Elles peuvent être imputées, à hauteur de la somme correspondante à maximum 35 heures soit 5 jours par an majorés de 10%, au Plan d’Epargne Retraite Collective de l’entreprise, dans le cadre d’un accord CET qui sera négocié dans la continuité du présent accord.
En cas de circonstances exceptionnelles, avec l’accord de l’employeur, elles seront payées avec une majoration de 10 %.

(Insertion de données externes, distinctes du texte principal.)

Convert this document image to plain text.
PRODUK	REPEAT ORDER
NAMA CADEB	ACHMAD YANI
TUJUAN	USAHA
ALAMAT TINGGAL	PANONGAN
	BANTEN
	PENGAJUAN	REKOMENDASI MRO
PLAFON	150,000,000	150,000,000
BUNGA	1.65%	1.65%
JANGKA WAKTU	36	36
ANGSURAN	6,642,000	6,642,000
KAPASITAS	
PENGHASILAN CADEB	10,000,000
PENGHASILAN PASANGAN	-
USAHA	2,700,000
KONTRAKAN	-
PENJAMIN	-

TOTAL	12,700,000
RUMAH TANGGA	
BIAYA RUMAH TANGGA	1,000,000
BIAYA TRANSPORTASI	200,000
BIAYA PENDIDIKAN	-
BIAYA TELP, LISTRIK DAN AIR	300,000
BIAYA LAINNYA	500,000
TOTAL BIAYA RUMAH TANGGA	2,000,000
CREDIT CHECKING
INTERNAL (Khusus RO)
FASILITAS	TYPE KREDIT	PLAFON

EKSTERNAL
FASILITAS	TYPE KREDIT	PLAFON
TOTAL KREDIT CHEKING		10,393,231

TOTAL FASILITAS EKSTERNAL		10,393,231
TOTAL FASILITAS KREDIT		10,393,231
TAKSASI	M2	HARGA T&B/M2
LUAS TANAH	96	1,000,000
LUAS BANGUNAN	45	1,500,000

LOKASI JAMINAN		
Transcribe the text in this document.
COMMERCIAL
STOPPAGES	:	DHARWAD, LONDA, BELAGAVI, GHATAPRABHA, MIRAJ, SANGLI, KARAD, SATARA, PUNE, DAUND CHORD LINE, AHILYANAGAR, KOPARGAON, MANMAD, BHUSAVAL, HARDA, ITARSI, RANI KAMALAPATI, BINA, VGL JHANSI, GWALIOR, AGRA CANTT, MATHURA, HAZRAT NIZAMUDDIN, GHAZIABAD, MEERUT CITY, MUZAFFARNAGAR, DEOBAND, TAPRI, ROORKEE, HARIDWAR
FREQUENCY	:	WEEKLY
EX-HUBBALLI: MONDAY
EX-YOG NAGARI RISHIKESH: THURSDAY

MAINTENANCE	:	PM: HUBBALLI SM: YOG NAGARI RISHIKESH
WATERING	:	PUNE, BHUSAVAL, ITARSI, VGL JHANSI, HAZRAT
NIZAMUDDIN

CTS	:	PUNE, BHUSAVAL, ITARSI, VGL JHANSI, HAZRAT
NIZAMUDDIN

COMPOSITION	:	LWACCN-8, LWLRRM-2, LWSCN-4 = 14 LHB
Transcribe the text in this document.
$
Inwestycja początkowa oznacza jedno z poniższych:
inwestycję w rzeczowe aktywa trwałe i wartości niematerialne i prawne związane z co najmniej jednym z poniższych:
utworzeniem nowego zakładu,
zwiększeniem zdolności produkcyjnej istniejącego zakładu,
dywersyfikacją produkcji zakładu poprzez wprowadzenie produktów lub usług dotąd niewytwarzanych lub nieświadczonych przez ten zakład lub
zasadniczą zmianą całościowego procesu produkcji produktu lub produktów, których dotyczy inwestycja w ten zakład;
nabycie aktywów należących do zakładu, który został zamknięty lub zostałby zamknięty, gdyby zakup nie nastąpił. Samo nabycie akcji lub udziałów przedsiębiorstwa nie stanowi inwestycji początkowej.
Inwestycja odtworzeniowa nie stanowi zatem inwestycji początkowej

6.2 Traitement des heures accomplies au-delà de la durée maximale hebdomadaire de la modulation fixée à l’article 4

Les heures accomplies au-delà de la durée maximale hebdomadaire de la modulation (48h hebdomadaires au maximum), sous réserve de l’octroi de la dérogation, restent exceptionnelles et soumises en préalable à la validation du responsable hiérarchique.
Ces heures sont en priorité compensées par un repos de remplacement, majoré de 10%, sans toutefois pénaliser le fonctionnement des activités concernées.
Elles peuvent être imputées, à hauteur de la somme correspondante à maximum 35 heures soit 5 jours par an majorés de 10%, au Plan d’Epargne Retraite Collective de l’entreprise, dans le cadre d’un accord CET qui sera négocié dans la continuité du présent accord.
En cas de circonstances exceptionnelles, avec l’accord de l’employeur, elles seront payées avec une majoration de 10 %.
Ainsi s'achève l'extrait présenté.